Lorsqu’on exigera qu’une portion considérable de la Jeunesse aille aux armées, ils cesseront d’avoir exclusivement des intérêts et des sentiments Juifs; ils prendront des intérêts et des sentiments français.


Lorsqu’on les soumettra aux lois civiles, il ne leur restera plus comme Juifs que des dogmes, et ils sortiront de cet état où la religion est la seule loi civile, ainsi que cela existe chez les musulmans, et comme cela a toujours été dans l’enfance des Nations.

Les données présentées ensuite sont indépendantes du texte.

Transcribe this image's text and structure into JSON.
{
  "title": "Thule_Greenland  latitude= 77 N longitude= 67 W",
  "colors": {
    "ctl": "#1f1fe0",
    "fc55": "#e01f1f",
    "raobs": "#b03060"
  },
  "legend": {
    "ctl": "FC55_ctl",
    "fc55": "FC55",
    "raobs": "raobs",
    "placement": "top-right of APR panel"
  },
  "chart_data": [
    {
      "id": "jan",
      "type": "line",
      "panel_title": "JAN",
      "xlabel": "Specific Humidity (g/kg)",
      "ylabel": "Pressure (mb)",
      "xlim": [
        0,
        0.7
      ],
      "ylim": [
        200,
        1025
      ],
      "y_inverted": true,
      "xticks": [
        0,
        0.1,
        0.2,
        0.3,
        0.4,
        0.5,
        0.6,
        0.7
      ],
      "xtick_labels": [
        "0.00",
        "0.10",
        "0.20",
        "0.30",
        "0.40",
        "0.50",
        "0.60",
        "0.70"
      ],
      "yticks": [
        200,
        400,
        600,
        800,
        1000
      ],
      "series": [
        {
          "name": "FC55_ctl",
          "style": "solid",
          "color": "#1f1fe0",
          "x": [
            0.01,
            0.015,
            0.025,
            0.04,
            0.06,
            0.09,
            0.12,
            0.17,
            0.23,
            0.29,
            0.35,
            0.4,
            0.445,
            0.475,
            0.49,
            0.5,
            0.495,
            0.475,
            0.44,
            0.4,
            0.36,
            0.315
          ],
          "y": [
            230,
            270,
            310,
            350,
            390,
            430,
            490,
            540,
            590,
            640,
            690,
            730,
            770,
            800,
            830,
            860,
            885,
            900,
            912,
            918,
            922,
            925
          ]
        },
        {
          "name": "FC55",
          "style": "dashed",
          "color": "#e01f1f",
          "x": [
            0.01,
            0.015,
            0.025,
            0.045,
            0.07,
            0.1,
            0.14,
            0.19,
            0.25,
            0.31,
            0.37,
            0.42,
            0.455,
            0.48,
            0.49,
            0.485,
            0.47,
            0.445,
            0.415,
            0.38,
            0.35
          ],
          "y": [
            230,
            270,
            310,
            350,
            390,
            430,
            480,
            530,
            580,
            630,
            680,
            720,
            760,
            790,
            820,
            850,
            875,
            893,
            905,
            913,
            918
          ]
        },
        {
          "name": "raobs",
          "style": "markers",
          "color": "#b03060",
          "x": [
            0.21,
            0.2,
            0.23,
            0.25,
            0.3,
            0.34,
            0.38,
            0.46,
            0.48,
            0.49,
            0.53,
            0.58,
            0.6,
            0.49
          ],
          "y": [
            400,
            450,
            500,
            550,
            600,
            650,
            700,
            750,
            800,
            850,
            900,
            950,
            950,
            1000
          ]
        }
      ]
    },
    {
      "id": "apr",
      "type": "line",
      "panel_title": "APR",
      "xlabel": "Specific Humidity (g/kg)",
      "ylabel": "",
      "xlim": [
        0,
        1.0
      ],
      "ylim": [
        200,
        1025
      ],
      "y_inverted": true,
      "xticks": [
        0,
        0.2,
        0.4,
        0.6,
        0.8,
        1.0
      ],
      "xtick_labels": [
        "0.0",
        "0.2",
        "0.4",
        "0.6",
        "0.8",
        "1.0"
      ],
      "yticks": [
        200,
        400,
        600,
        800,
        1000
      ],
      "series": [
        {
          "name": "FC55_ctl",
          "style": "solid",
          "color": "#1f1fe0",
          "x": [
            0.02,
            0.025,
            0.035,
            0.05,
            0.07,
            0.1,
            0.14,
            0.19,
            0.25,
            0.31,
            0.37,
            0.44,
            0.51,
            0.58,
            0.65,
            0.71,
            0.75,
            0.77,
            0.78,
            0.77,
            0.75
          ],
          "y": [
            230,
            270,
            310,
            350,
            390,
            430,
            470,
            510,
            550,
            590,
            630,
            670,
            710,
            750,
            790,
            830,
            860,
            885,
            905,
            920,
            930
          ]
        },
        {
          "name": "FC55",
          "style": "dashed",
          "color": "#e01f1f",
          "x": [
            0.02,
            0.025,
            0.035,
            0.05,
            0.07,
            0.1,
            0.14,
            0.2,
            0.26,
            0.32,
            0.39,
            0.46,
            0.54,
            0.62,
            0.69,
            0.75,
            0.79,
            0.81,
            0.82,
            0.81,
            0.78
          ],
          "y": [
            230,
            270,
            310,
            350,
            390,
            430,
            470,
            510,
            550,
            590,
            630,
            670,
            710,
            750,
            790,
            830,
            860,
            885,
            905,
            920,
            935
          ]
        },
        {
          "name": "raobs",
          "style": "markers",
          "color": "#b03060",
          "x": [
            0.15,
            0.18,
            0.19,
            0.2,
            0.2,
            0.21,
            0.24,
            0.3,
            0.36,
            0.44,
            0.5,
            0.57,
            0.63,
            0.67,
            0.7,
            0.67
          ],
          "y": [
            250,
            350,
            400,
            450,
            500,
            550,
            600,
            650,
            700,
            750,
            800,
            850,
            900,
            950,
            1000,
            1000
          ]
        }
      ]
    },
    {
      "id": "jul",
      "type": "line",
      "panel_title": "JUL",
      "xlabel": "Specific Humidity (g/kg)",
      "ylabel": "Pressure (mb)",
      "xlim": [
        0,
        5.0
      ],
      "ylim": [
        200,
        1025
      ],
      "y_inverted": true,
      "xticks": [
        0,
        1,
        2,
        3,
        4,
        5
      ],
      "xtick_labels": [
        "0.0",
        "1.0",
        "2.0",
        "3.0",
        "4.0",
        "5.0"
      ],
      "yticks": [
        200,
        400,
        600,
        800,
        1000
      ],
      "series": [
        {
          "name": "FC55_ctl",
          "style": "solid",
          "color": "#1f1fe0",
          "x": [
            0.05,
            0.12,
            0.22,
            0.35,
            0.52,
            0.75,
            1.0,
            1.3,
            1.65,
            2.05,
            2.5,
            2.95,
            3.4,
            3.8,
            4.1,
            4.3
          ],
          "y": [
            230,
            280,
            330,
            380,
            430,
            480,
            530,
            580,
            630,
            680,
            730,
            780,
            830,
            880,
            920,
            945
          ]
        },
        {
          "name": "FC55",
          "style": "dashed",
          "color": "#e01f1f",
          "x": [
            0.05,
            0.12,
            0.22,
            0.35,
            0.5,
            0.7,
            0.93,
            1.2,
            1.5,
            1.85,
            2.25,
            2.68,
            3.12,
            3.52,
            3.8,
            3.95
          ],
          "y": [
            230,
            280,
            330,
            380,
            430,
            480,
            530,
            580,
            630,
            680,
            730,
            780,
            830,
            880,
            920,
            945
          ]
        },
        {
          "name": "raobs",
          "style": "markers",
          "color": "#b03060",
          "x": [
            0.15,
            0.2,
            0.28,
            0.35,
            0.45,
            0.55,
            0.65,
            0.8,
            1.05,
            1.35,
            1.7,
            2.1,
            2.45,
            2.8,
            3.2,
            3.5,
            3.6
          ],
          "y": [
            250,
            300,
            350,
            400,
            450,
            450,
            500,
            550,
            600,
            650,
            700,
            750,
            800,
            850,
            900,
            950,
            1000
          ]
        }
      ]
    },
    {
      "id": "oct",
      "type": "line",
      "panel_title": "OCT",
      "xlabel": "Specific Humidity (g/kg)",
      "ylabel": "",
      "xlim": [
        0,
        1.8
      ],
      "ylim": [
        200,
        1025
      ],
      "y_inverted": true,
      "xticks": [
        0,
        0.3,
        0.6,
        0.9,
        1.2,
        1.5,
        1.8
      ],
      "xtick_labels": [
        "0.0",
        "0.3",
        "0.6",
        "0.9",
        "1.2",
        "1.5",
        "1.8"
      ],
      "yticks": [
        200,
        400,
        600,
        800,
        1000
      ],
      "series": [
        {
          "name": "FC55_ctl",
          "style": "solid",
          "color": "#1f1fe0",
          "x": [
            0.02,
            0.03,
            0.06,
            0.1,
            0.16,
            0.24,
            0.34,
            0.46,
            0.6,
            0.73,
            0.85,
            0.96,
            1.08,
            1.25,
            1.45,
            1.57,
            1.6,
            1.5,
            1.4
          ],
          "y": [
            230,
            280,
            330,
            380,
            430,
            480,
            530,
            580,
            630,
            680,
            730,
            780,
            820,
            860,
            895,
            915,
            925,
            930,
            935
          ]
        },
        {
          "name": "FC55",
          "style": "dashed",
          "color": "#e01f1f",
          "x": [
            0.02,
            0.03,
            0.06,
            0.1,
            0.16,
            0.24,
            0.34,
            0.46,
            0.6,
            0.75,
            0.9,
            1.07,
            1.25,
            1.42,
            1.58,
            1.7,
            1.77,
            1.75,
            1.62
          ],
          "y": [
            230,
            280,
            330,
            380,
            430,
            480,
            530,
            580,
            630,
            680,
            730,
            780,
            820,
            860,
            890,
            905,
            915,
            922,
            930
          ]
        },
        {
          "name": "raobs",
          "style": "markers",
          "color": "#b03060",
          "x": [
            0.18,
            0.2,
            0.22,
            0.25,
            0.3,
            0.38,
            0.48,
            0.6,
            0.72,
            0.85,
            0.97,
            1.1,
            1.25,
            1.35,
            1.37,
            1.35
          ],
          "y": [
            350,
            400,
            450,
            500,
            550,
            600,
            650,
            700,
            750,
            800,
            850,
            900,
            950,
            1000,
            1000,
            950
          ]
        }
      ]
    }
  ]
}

C’est en vain que l’on dirait qu’ils ne se sont avilis que parce qu’ils sont vexés en Pologne, où ils sont nécessaires pour remplacer la classe intermédiaire de la société, où ils sont considérés et puissants, ils n’en sont pas moins vils, mal-propres et portés à toutes les pratiques de la plus basse improbité.


Les spéculateurs proposeraient sans doute de se borner à introduire des améliorations dans leur législation; mais cela serait insuffisant. le bien se fait lentement et une masse de sang vicié ne s’améliore qu’avec lenteur. Cependant les peuples souffrent. Ils crient et l’intention de S. M. est de venir à leur secours.
Il faut user concurremment de deux moyens, dont l’un est d’arrêter l’incendie et l’autre de l’éteindre.


De-là la nécessité d’employer en même temps le Grand Sanhédrin, l’Assemblée générale des Juifs et les dispositions réglementaires qui seront délibérées par le Conseil d’Etat.


Le Grand Sanhédrin a pour lui les voeux et l’opinion de tout ce qu’il a d’éclairer parmi les Juifs de l’Europe. Avec cet appui, il est le maître de supprimer de la législation de Moïse les lois qui sont atroces et celles qui n’appartiennent qu’à la situation des Juifs dans la Palestine.